- Genre: Physics Conference
- Location: changes every time
- Inaugurated: Göttingen 1983
- Most recent: Lund 2024
- Next event: Campinas 2026
- Attendance: 300-400
- Website: XRM2024

= International Conference on X-Ray Microscopy =

The International Conference on X-Ray Microscopy (XRM) is a biennial international conference on X-ray imaging. The scope includes a range of topics in X-ray imaging, both in the soft and hard X-ray spectrum. Imaging by synchrotron light sources is the dominant topic, but small scale laboratory imaging is also included in many talks and posters. A number of subtopics are covered, including but not limited to X-ray microtomography, Phase-contrast X-ray imaging, Ptychography, and X-ray optics. The conference is typically five days long and held in summer.
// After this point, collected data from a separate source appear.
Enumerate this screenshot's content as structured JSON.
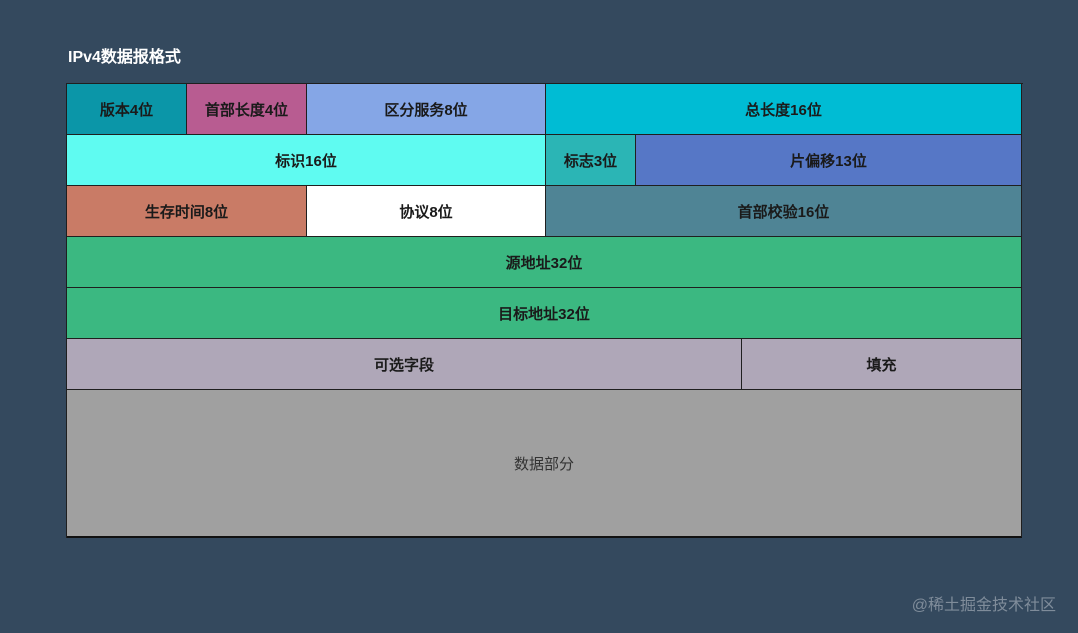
{
  "title": "IPv4数据报格式",
  "rows": [
    [
      {
        "label": "版本4位",
        "color": "#0b96a8"
      },
      {
        "label": "首部长度4位",
        "color": "#b85c91"
      },
      {
        "label": "区分服务8位",
        "color": "#85a6e6"
      },
      {
        "label": "总长度16位",
        "color": "#00bcd4"
      }
    ],
    [
      {
        "label": "标识16位",
        "color": "#5ffbf1"
      },
      {
        "label": "标志3位",
        "color": "#2bb5b5"
      },
      {
        "label": "片偏移13位",
        "color": "#5677c6"
      }
    ],
    [
      {
        "label": "生存时间8位",
        "color": "#c97b66"
      },
      {
        "label": "协议8位",
        "color": "#ffffff"
      },
      {
        "label": "首部校验16位",
        "color": "#4f8495"
      }
    ],
    [
      {
        "label": "源地址32位",
        "color": "#3bb881"
      }
    ],
    [
      {
        "label": "目标地址32位",
        "color": "#3bb881"
      }
    ],
    [
      {
        "label": "可选字段",
        "color": "#afa7b8"
      },
      {
        "label": "填充",
        "color": "#afa7b8"
      }
    ],
    [
      {
        "label": "数据部分",
        "color": "#a0a0a0"
      }
    ]
  ],
  "watermark": "@稀土掘金技术社区"
}
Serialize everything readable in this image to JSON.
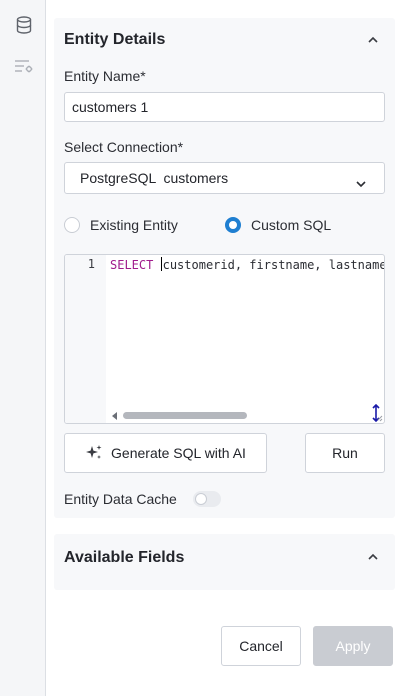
{
  "icons": {
    "database": "database-icon",
    "filter_settings": "filter-settings-icon",
    "chevron_up": "chevron-up-icon",
    "chevron_down": "chevron-down-icon",
    "sparkle": "sparkle-icon",
    "resize": "resize-handle-icon"
  },
  "entity_details": {
    "title": "Entity Details",
    "entity_name_label": "Entity Name*",
    "entity_name_value": "customers 1",
    "connection_label": "Select Connection*",
    "connection_value": "PostgreSQL  customers",
    "radio_existing": "Existing Entity",
    "radio_custom": "Custom SQL",
    "selected_source": "Custom SQL",
    "editor": {
      "line_number": "1",
      "keyword": "SELECT",
      "rest": "customerid, firstname, lastname"
    },
    "generate_button": "Generate SQL with AI",
    "run_button": "Run",
    "cache_label": "Entity Data Cache",
    "cache_enabled": false
  },
  "available_fields": {
    "title": "Available Fields"
  },
  "footer": {
    "cancel": "Cancel",
    "apply": "Apply"
  },
  "colors": {
    "accent": "#1f7fd1",
    "keyword": "#a01c8c",
    "apply_disabled": "#c9ccd2"
  }
}
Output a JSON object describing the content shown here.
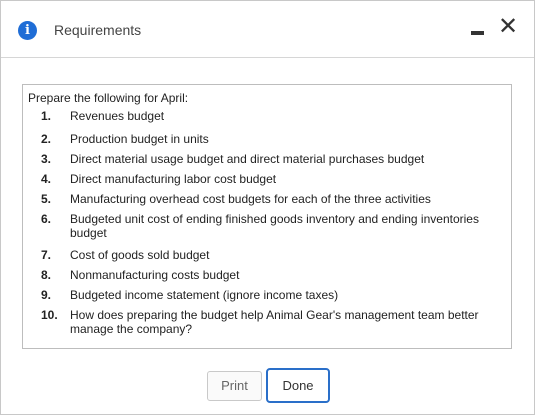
{
  "dialog": {
    "title": "Requirements",
    "close_glyph": "✕",
    "icon": "info-icon"
  },
  "content": {
    "intro": "Prepare the following for April:",
    "items": [
      {
        "num": "1.",
        "text": "Revenues budget"
      },
      {
        "num": "2.",
        "text": "Production budget in units"
      },
      {
        "num": "3.",
        "text": "Direct material usage budget and direct material purchases budget"
      },
      {
        "num": "4.",
        "text": "Direct manufacturing labor cost budget"
      },
      {
        "num": "5.",
        "text": "Manufacturing overhead cost budgets for each of the three activities"
      },
      {
        "num": "6.",
        "text": "Budgeted unit cost of ending finished goods inventory and ending inventories budget"
      },
      {
        "num": "7.",
        "text": "Cost of goods sold budget"
      },
      {
        "num": "8.",
        "text": "Nonmanufacturing costs budget"
      },
      {
        "num": "9.",
        "text": "Budgeted income statement (ignore income taxes)"
      },
      {
        "num": "10.",
        "text": "How does preparing the budget help Animal Gear's management team better manage the company?"
      }
    ]
  },
  "buttons": {
    "print": "Print",
    "done": "Done"
  },
  "colors": {
    "accent": "#1f6dd6",
    "done_border": "#2a6fc9"
  }
}
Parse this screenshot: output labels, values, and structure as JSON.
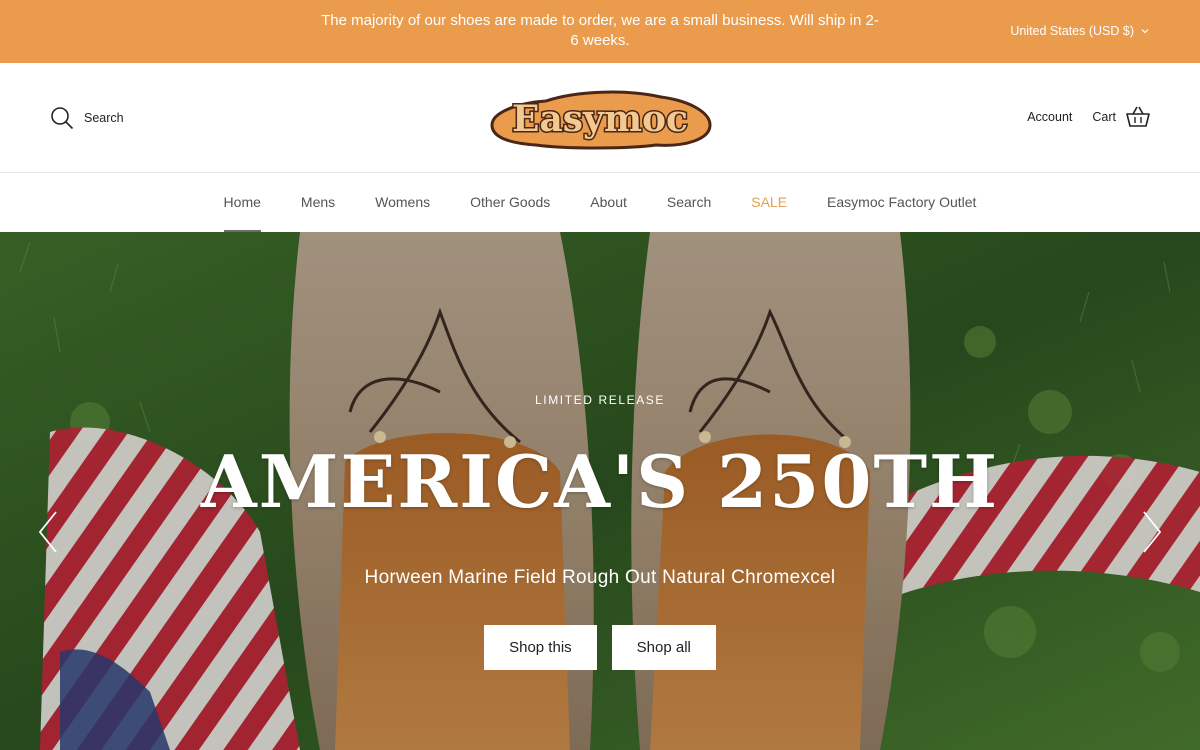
{
  "announcement": {
    "text": "The majority of our shoes are made to order, we are a small business. Will ship in 2-6 weeks."
  },
  "currency": {
    "label": "United States (USD $)",
    "icon": "chevron-down-icon"
  },
  "header": {
    "search_label": "Search",
    "logo_text": "Easymoc",
    "account_label": "Account",
    "cart_label": "Cart"
  },
  "nav": {
    "items": [
      {
        "label": "Home"
      },
      {
        "label": "Mens"
      },
      {
        "label": "Womens"
      },
      {
        "label": "Other Goods"
      },
      {
        "label": "About"
      },
      {
        "label": "Search"
      },
      {
        "label": "SALE"
      },
      {
        "label": "Easymoc Factory Outlet"
      }
    ]
  },
  "hero": {
    "eyebrow": "LIMITED RELEASE",
    "title": "AMERICA'S 250TH",
    "subtitle": "Horween Marine Field Rough Out Natural Chromexcel",
    "primary_button": "Shop this",
    "secondary_button": "Shop all"
  },
  "colors": {
    "announcement_bg": "#ea9c4c",
    "sale_nav": "#e3a150",
    "logo_fill": "#f3c991",
    "logo_outline": "#4a2616"
  }
}
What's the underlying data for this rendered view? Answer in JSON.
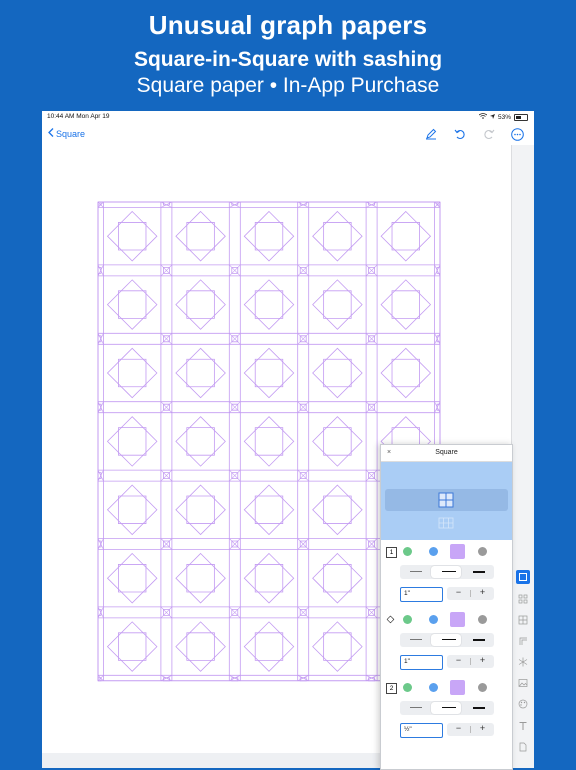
{
  "promo": {
    "headline": "Unusual graph papers",
    "subheadline": "Square-in-Square with sashing",
    "caption": "Square paper • In-App Purchase"
  },
  "statusbar": {
    "time": "10:44 AM  Mon Apr 19",
    "battery": "53%"
  },
  "navbar": {
    "back_label": "Square",
    "icons": [
      "pen-icon",
      "undo-icon",
      "redo-icon",
      "more-icon"
    ]
  },
  "panel": {
    "close_label": "×",
    "title": "Square",
    "sections": [
      {
        "badge": "1",
        "width_value": "1\""
      },
      {
        "badge": "◇",
        "width_value": "1\""
      },
      {
        "badge": "2",
        "width_value": "½\""
      }
    ],
    "stepper_minus": "−",
    "stepper_plus": "+"
  },
  "colors": {
    "promo_bg": "#1467c0",
    "grid_line": "#c39bf2",
    "green": "#6cc98a",
    "blue": "#5aa0ee",
    "purple": "#c8a6f7",
    "gray": "#9a9a9a",
    "accent": "#1a73e8"
  },
  "sidebar_icons": [
    "square-tool-icon",
    "grid-tool-icon",
    "table-tool-icon",
    "corner-tool-icon",
    "snowflake-tool-icon",
    "image-tool-icon",
    "palette-tool-icon",
    "text-tool-icon",
    "document-tool-icon"
  ]
}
The conference is organized by an international committee and a local host organization. This local host is in most cases a synchrotron facility or an institute closely connected to a synchrotron. The host of the conference is decided two conferences in advance with a majority vote by all conference attendees. For example, the 14th XRM (2018) was decided during the 12th XRM (2014).

==History==

The initiators of XRM were the German physicist Günter Schmahl and the Hungarian-American physicist Janos Kirz. Schmahl hosted the first conference in Göttingen in 1983.

XRM was for several years triennial, but has been biennial since 2008.

The 2020 installment of XRM in Taiwan was postponed two years due to the COVID-19 pandemic.

==The Werner Meyer-Ilse Memorial Award==
Werner Meyer-Ilse was the chair of the International Program Committee for XRM99, but died in a car accident days before the conference. In his memory XRM hands out the Werner Meyer-Ilse Memorial Award to "young scientists for exceptional contributions to the advancement of X-ray microscopy".

===Previous Recipients===

- 1999: Daniel Weiss and Jianwei Miao
- 2002: Michael Feser
- 2005: Weilun Chao
- 2008: Anne Sakdinawat and Pierre Thibault
- 2010: Christian Holzner
- 2012: Irene Zanette and Stephan Werner
- 2014: Kevin Mader
- 2016: Junjing Deng and Matias Kagias
- 2018: Claire Donnelly and Marie-Christine Zdora
- 2020: Jumpei Yamada (awarded 2022)
- 2022: Yanqi Luo and Jisoo Kim
- 2024: Takenori Shimamura and Yuhe Zhang

==List of XRM conference==

| # | year | name | city | country | attendance^{[a]} | proceedings | comment |
|---|---|---|---|---|---|---|---|
| 1 | 1983 | XRM I | Göttingen | Germany | 50 |  | First conference |
| 2 | 1987 | XRM II | Brookhaven, NY. | US |  |  |  |
| 3 | 1990 | XRM III | London | UK |  |  |  |
| 4 | 1993 | XRM IV | Chernogolovka | Russia |  |  |  |
| 5 | 1996 | XRM V | Würzburg | Germany |  |  |  |
| 6 | 1999 | XRM99 | Berkeley, CA. | US |  |  | First WMIM award |
| 7 | 2002 | XRM2002 | Grenoble | France | 239 |  |  |
| 8 | 2005 | XRM2005 | Himeji | Japan |  |  | First conference outside Europe and US |
| 9 | 2008 | XRM2008 | Zürich | Switzerland | 300 |  |  |
| 10 | 2010 | XRM2010 | Chicago, Il. | US | 344 |  |  |
| 11 | 2012 | XRM2012 | Shanghai | China | 295 |  |  |
| 12 | 2014 | XRM2014 | Melbourne | Australia | 336 |  |  |
| 13 | 2016 | XRM2016 | Oxford | UK | 380 |  |  |
| 14 | 2018 | XRM2018 | Saskatoon | Canada |  |  |  |
| 15 | 2022 | XRM2022 | Hsinchu | Taiwan |  |  | Virtual, originally planned as XRM2020 |
| 16 | 2024 | XRM2024 | Lund | Sweden |  |  | Originally planned as XRM2022 |
| 17 | 2026 | XRM2026 | Campinas | Brazil |  |  |  |

==See also==
- X-ray microscope
- Phase-contrast X-ray imaging
- Synchrotron
- Coherent diffractive imaging (CDI)
- Ptychography
- Günter Schmahl

==Notes==
 Attendance numbers are taken from their respective proceedings.